What about other taxes? It depends on the locality. Is there a state income tax? Does it have the equivalent of section 183, directly or through using federal adjusted gross income as a starting point in the computation? Is there a state or local sales tax? Does it apply to these sorts of donations? Is there a gross receipts tax? Are these donations considered gross receipts? Are there other possibly applicable taxes? Are there de minimis exceptions? Perhaps Front Yard Fright is in New York State and hasn’t yet been haunted by what happened in the second story.

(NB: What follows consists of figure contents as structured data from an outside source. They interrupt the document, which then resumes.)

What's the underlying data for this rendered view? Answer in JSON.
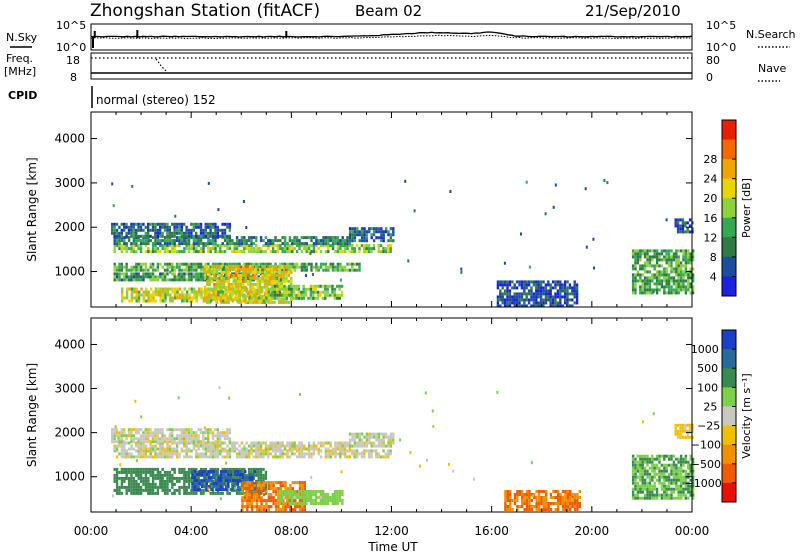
{
  "header": {
    "title": "Zhongshan Station (fitACF)",
    "beam": "Beam 02",
    "date": "21/Sep/2010"
  },
  "noise_panel": {
    "left_label": "N.Sky",
    "right_label": "N.Search",
    "ticks": [
      "10^5",
      "10^0"
    ]
  },
  "freq_panel": {
    "left_label_1": "Freq.",
    "left_label_2": "[MHz]",
    "left_ticks": [
      "18",
      "8"
    ],
    "right_label": "Nave",
    "right_ticks": [
      "80",
      "0"
    ]
  },
  "cpid_panel": {
    "label": "CPID",
    "text": "normal (stereo) 152"
  },
  "colors": {
    "power": [
      "#1a22e0",
      "#1c4da0",
      "#2f7a45",
      "#34a852",
      "#8fd13b",
      "#e8d400",
      "#f0a400",
      "#f06a00",
      "#e82000"
    ],
    "velocity": [
      "#1c3fc8",
      "#2a6a9a",
      "#3a8a50",
      "#7ed04a",
      "#c8c8c0",
      "#f0c000",
      "#f09000",
      "#f05a00",
      "#e81000"
    ]
  },
  "chart_data": [
    {
      "type": "heatmap",
      "title": "",
      "xlabel": "Time UT",
      "ylabel": "Slant Range [km]",
      "x_ticks": [
        "00:00",
        "04:00",
        "08:00",
        "12:00",
        "16:00",
        "20:00",
        "00:00"
      ],
      "y_ticks": [
        "1000",
        "2000",
        "3000",
        "4000"
      ],
      "colorbar": {
        "label": "Power [dB]",
        "ticks": [
          "4",
          "8",
          "12",
          "16",
          "20",
          "24",
          "28"
        ]
      },
      "regions": [
        {
          "t": [
            0.9,
            12.0
          ],
          "r": [
            1480,
            1620
          ],
          "v": 15
        },
        {
          "t": [
            0.9,
            10.3
          ],
          "r": [
            1650,
            1800
          ],
          "v": 9
        },
        {
          "t": [
            10.3,
            12.1
          ],
          "r": [
            1700,
            2000
          ],
          "v": 7
        },
        {
          "t": [
            0.8,
            5.5
          ],
          "r": [
            1800,
            2100
          ],
          "v": 7
        },
        {
          "t": [
            0.9,
            10.7
          ],
          "r": [
            1050,
            1200
          ],
          "v": 12
        },
        {
          "t": [
            0.9,
            7.5
          ],
          "r": [
            800,
            980
          ],
          "v": 11
        },
        {
          "t": [
            4.5,
            8.0
          ],
          "r": [
            280,
            1150
          ],
          "v": 20
        },
        {
          "t": [
            1.2,
            7.2
          ],
          "r": [
            350,
            640
          ],
          "v": 18
        },
        {
          "t": [
            7.2,
            10.0
          ],
          "r": [
            400,
            700
          ],
          "v": 14
        },
        {
          "t": [
            16.2,
            19.4
          ],
          "r": [
            250,
            800
          ],
          "v": 5
        },
        {
          "t": [
            21.6,
            24.0
          ],
          "r": [
            500,
            1500
          ],
          "v": 12
        },
        {
          "t": [
            23.3,
            24.0
          ],
          "r": [
            1900,
            2200
          ],
          "v": 6
        }
      ]
    },
    {
      "type": "heatmap",
      "title": "",
      "xlabel": "Time UT",
      "ylabel": "Slant Range [km]",
      "x_ticks": [
        "00:00",
        "04:00",
        "08:00",
        "12:00",
        "16:00",
        "20:00",
        "00:00"
      ],
      "y_ticks": [
        "1000",
        "2000",
        "3000",
        "4000"
      ],
      "colorbar": {
        "label": "Velocity [m s⁻¹]",
        "ticks": [
          "1000",
          "500",
          "100",
          "25",
          "−25",
          "−100",
          "−500",
          "−1000"
        ]
      },
      "regions": [
        {
          "t": [
            0.9,
            12.0
          ],
          "r": [
            1480,
            1620
          ],
          "v": 0
        },
        {
          "t": [
            0.9,
            10.3
          ],
          "r": [
            1650,
            1800
          ],
          "v": 0
        },
        {
          "t": [
            10.3,
            12.1
          ],
          "r": [
            1700,
            2000
          ],
          "v": 5
        },
        {
          "t": [
            0.8,
            5.5
          ],
          "r": [
            1800,
            2100
          ],
          "v": 0
        },
        {
          "t": [
            0.9,
            7.0
          ],
          "r": [
            600,
            1200
          ],
          "v": 200
        },
        {
          "t": [
            4.0,
            6.5
          ],
          "r": [
            700,
            1150
          ],
          "v": 700
        },
        {
          "t": [
            6.0,
            8.5
          ],
          "r": [
            280,
            900
          ],
          "v": -300
        },
        {
          "t": [
            7.5,
            10.0
          ],
          "r": [
            400,
            700
          ],
          "v": 60
        },
        {
          "t": [
            16.5,
            19.5
          ],
          "r": [
            250,
            700
          ],
          "v": -300
        },
        {
          "t": [
            21.6,
            24.0
          ],
          "r": [
            500,
            1500
          ],
          "v": 100
        },
        {
          "t": [
            23.3,
            24.0
          ],
          "r": [
            1900,
            2200
          ],
          "v": -50
        }
      ]
    }
  ]
}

In a Lexology summary of a New York case, Hollis L. Hyans of Morrison & Foerster LLP describes the outcome in Matter of Ronald J. Doherty, Jr. Doherty was doing business as Eerie Production, operating a haunted attraction in Buffalo, New York. Doherty charged $23 to enter five separately themed haunted houses constructed out of temporary walls and containing various props and animations, along with actors hired to dress as ghouls, vampires, and killer clowns and “scare forward” people going through the attractions.
The Department of Revenue audited Doherty for the years 2010 through 2013 and imposed a sales tax on the entrance fees and on certain purchases. The audit was resolved without any reference to years after 2013. Doherty requested an advisory opinion, and the Department issued one stating that sales taxes were due on the admission charges. When a second audit was conducted with respect to 2014, Doherty asked for another advisory opinion, and again the Department issued one that reached the same conclusion.
Doherty took the matter to an administrative law judge, who concluded that the charges were taxable because Doherty operated a place of amusement, which are taxable under the sales tax law. The exception in place for amusement devices did not apply. Doherty appealed to the New York State Tax Appeals Tribunal. Doherty argued that his operation was not taxable because a previous case had held that the sales tax did not apply to sales of tickets for Ferris wheels, merry-go-rounds, and coin-operated games, and that his operation was within that exception because his haunted houses contained devices such as a dentist’s drill, a chainsaw, a CO2 gun, electric and pneumatic systems operating things such as animated snakes, an airbag, a gravity tilt bridge, vortex tunnels, and simulated ceiling drops. The Tribunal pointed out that customers paid to enter a space where they were entertained by actors to put on a show. It compared Doherty’s operation to peep-show booths held by the Court of Appeals to be places of amusement and not amusement devices. The Tribunal affirmed the decision of the administrative law judge.
In the commentary, Hyans points out that although the distinction between a taxable place of amusement and a nontaxable amusement device depends on the facts, the critical element in Doherty’s situation was that the patrons were not paying for a ride on a device or, I would add, to use a device, but as Hyans notes, they were paying for the “experience of being scared and entertained by live actors employing props and animated devices.” I also will add that perhaps a good bit of sales tax litigation and tax planning challenges could be avoided if sales tax laws did not make razor-thin distinctions between places of amusement and amusement devices or between “candy” and “food and food ingredients,” as I described in Another Halloween Treat? I Think Not, or between candy made of flour and candy not made of flour, as I described in When Candy Isn’t Candy.